BioCryst licenses drug candidate for European sale
Durham-based BioCryst Pharmaceuticals, a global biotechnology company focused on developing and commercializing medicines for rare diseases, has signed a European licensing agreement for one of its drug candidates that could bring the company several hundred million dollars in revenue.
BioCryst granted the Irish affiliate of Italian-based pharmaceutical company Neopharmed Gentili an exclusive license to commercialize navenibart for hereditary angioedema (HAE) in Europe. In exchange, Biocryst will receive $70 million upfront, up to $275 million in future regulatory and sales milestone payments, and tiered royalties on sales ranging from 18 to 30 percent.
The agreement builds upon a 2025 deal between the two companies for the European sale of Orladeyo, BioCryst’s commercially approved oral drug to prevent attacks of HAE.

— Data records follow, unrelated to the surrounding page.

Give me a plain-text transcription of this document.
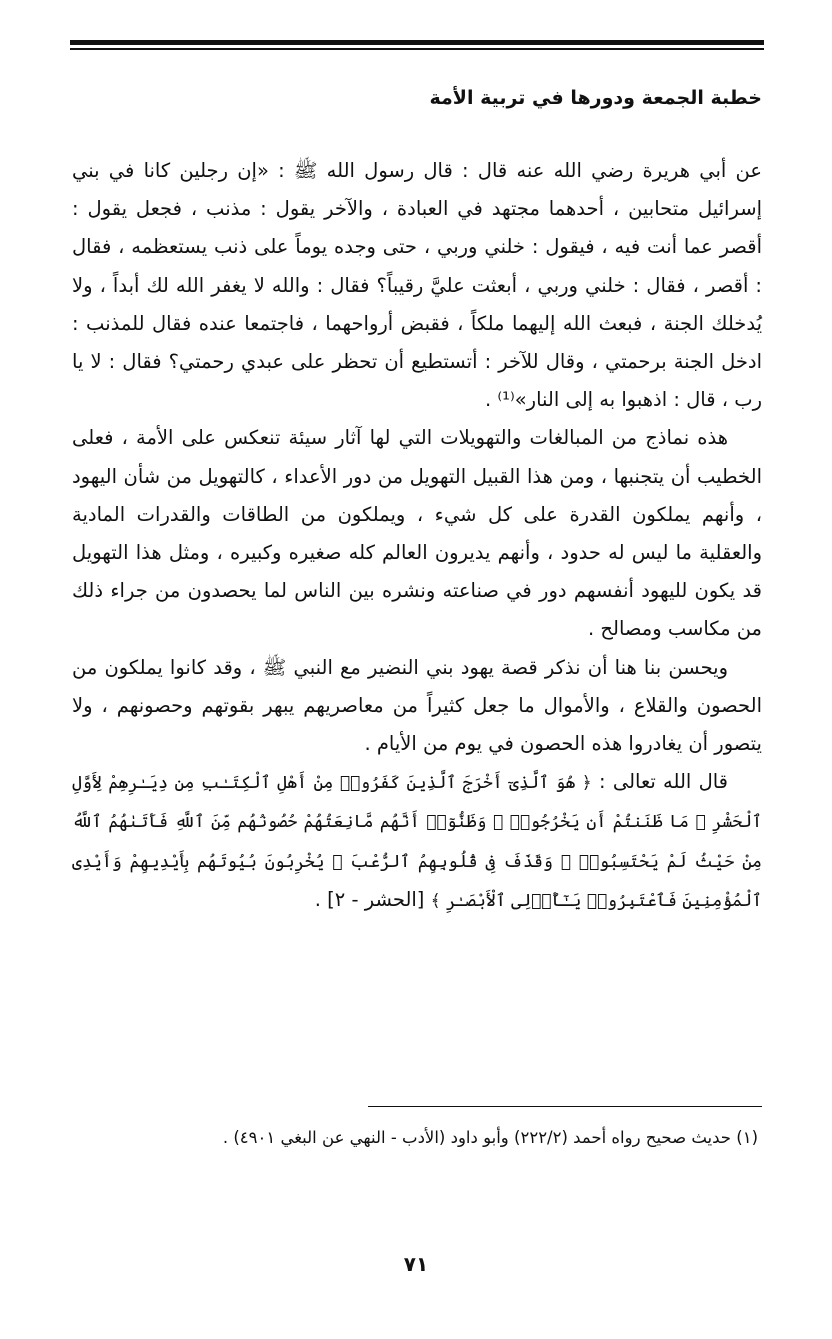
خطبة الجمعة ودورها في تربية الأمة

عن أبي هريرة رضي الله عنه قال : قال رسول الله ﷺ : «إن رجلين كانا في بني إسرائيل متحابين ، أحدهما مجتهد في العبادة ، والآخر يقول : مذنب ، فجعل يقول : أقصر عما أنت فيه ، فيقول : خلني وربي ، حتى وجده يوماً على ذنب يستعظمه ، فقال : أقصر ، فقال : خلني وربي ، أبعثت عليَّ رقيباً؟ فقال : والله لا يغفر الله لك أبداً ، ولا يُدخلك الجنة ، فبعث الله إليهما ملكاً ، فقبض أرواحهما ، فاجتمعا عنده فقال للمذنب : ادخل الجنة برحمتي ، وقال للآخر : أتستطيع أن تحظر على عبدي رحمتي؟ فقال : لا يا رب ، قال : اذهبوا به إلى النار»⁽¹⁾ .

هذه نماذج من المبالغات والتهويلات التي لها آثار سيئة تنعكس على الأمة ، فعلى الخطيب أن يتجنبها ، ومن هذا القبيل التهويل من دور الأعداء ، كالتهويل من شأن اليهود ، وأنهم يملكون القدرة على كل شيء ، ويملكون من الطاقات والقدرات المادية والعقلية ما ليس له حدود ، وأنهم يديرون العالم كله صغيره وكبيره ، ومثل هذا التهويل قد يكون لليهود أنفسهم دور في صناعته ونشره بين الناس لما يحصدون من جراء ذلك من مكاسب ومصالح .

ويحسن بنا هنا أن نذكر قصة يهود بني النضير مع النبي ﷺ ، وقد كانوا يملكون من الحصون والقلاع ، والأموال ما جعل كثيراً من معاصريهم يبهر بقوتهم وحصونهم ، ولا يتصور أن يغادروا هذه الحصون في يوم من الأيام .

قال الله تعالى : ﴿ هُوَ ٱلَّذِىٓ أَخْرَجَ ٱلَّذِينَ كَفَرُوا۟ مِنْ أَهْلِ ٱلْكِتَـٰبِ مِن دِيَـٰرِهِمْ لِأَوَّلِ ٱلْحَشْرِ ۚ مَا ظَنَنتُمْ أَن يَخْرُجُوا۟ ۖ وَظَنُّوٓا۟ أَنَّهُم مَّانِعَتُهُمْ حُصُونُهُم مِّنَ ٱللَّهِ فَأَتَىٰهُمُ ٱللَّهُ مِنْ حَيْثُ لَمْ يَحْتَسِبُوا۟ ۖ وَقَذَفَ فِى قُلُوبِهِمُ ٱلرُّعْبَ ۚ يُخْرِبُونَ بُيُوتَهُم بِأَيْدِيهِمْ وَأَيْدِى ٱلْمُؤْمِنِينَ فَٱعْتَبِرُوا۟ يَـٰٓأُو۟لِى ٱلْأَبْصَـٰرِ ﴾ [الحشر - ٢] .

(١) حديث صحيح رواه أحمد (٢٢٢/٢) وأبو داود (الأدب - النهي عن البغي ٤٩٠١) .
٧١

“We are excited to partner with Neopharmed Gentili once again to help bring innovative medicines to patients living with HAE in Europe,” said Charlie Gayer, president and chief executive officer of BioCryst. “This deal enables both companies to build upon the strong foundation of Orladeyo and leverages Neopharmed Gentili’s expertise in Europe to drive continued execution and positive patient outcomes in the territory. This transaction is a further illustration of our commitment to focus our business and continue to execute our strategy of delivering commercial excellence in the U.S. while putting the business in a position of financial strength.”
BioCryst obtained Navenibart in January when it acquired the drug’s developer, Boston-based Astria Pharmaceuticals, for about $700 million.

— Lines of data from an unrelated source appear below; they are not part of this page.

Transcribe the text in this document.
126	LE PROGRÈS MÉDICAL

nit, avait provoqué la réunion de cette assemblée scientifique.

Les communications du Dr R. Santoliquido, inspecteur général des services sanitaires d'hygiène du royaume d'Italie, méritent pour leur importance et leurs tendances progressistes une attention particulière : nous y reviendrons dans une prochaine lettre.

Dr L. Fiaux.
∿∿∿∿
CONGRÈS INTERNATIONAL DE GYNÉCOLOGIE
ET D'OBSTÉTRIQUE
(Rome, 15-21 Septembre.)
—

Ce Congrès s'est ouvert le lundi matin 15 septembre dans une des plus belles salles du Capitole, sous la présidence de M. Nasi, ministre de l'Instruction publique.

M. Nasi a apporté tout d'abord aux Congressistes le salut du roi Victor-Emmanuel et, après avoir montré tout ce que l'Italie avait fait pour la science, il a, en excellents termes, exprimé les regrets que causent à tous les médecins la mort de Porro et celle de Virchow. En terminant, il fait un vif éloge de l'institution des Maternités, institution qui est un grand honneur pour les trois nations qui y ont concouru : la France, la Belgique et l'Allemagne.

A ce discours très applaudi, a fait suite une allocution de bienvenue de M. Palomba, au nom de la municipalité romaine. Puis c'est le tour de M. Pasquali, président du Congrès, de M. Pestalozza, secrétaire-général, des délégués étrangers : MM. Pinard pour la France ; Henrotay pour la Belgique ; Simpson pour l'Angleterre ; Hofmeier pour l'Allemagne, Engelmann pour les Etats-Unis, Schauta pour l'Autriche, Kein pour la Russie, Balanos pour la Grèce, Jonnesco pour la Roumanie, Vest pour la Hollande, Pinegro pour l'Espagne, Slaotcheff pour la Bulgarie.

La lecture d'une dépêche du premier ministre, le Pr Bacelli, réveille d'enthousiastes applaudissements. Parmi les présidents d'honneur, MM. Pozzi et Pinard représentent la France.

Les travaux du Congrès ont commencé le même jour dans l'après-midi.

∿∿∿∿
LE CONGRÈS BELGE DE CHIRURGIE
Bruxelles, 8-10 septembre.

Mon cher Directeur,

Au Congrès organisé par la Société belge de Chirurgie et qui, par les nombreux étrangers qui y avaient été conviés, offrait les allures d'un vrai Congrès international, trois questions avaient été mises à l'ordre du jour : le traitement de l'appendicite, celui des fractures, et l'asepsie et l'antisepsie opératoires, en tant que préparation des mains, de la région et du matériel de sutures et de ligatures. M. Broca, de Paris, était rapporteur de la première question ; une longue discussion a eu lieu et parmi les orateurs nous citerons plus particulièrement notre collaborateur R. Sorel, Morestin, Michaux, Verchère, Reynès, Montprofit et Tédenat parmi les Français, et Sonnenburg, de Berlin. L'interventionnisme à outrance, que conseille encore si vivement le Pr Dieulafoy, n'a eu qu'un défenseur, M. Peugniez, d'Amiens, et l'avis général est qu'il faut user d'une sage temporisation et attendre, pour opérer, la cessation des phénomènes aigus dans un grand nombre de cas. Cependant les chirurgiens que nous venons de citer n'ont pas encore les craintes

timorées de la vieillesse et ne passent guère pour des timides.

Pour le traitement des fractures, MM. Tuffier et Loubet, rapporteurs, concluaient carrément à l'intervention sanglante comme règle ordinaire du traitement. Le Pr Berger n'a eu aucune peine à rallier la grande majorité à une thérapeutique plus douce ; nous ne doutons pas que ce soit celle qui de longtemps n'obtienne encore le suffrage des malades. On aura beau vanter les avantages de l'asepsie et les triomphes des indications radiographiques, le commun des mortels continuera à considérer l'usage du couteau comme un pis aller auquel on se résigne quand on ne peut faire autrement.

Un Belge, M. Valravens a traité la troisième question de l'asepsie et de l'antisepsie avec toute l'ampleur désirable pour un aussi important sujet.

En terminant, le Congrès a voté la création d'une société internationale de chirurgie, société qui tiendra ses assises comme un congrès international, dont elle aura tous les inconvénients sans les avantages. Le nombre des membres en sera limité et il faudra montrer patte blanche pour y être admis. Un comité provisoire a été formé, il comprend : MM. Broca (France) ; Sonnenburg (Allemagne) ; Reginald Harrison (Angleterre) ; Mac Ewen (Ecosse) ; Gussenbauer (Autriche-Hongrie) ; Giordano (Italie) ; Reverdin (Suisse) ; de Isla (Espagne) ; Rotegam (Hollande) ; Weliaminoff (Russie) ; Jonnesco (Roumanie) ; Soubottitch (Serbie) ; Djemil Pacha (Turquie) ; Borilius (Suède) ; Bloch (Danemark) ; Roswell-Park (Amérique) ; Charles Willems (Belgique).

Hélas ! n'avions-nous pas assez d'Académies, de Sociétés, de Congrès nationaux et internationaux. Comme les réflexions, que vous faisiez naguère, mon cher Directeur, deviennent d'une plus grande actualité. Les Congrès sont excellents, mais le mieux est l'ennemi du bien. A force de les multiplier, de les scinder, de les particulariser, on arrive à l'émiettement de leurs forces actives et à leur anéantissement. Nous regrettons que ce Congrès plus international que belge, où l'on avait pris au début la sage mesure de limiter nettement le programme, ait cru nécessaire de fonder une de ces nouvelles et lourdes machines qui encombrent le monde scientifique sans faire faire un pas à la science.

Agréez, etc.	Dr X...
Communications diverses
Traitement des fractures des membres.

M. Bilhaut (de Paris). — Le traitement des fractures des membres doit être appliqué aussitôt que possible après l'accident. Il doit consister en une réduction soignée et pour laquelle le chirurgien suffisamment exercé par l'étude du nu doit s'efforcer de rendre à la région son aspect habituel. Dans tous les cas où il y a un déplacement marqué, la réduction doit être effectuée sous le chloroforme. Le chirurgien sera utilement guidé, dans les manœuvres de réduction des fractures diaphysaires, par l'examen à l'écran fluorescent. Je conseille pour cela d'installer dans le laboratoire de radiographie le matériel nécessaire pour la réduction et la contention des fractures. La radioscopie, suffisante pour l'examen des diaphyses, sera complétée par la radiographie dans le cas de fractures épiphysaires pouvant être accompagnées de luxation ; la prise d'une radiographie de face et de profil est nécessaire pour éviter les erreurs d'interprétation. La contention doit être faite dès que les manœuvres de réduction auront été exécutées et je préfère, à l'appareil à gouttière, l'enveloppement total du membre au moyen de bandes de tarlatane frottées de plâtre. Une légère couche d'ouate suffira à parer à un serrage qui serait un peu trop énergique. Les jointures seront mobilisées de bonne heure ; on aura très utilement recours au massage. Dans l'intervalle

Navenibart is an investigational, long-acting inhibitor of plasma kallikrein, an enzyme involved in HAE. BioCryst is conducting a Phase 3 clinical program of the injectable drug for HAE and intends to file for U.S. regulatory approval by the end of 2027.
Neopharmed Gentili will be responsible for gaining European approval of navenibart.
“We are proud to further strengthen and expand our collaboration with BioCryst Pharmaceuticals through this strategic agreement for navenibart, reinforcing a partnership grounded in a shared commitment to delivering meaningful impact for people living with hereditary angioedema,” said Alessandro Del Bono, chief executive officer of Neopharmed Gentili. “This agreement underscores our steadfast dedication to advancing therapeutic innovation in areas of significant unmet medical need, builds upon the strong expertise we have established in Europe in HAE, and further accelerates our long-term growth trajectory – consolidating our position as a leading European company in the field of rare diseases.”
Hereditary angioedema is a rare genetic condition that causes sudden, painful episodes of fluid buildup and swelling in different parts of the body, including the face, hands or feet, or internal organs. It affects about one in every 50,000 people, starting in childhood. About 6,000 people in the United States have a form of the disease, and an estimated 10,000 to 50,000 people in Europe live with HAE.
Founded in 1986 in Birmingham, Ala., BioCryst became a publicly traded company in 1994. Its shares trade on the Nasdaq stock exchange under the symbol BCRX.
BioCryst moved its headquarters to Durham in 2010.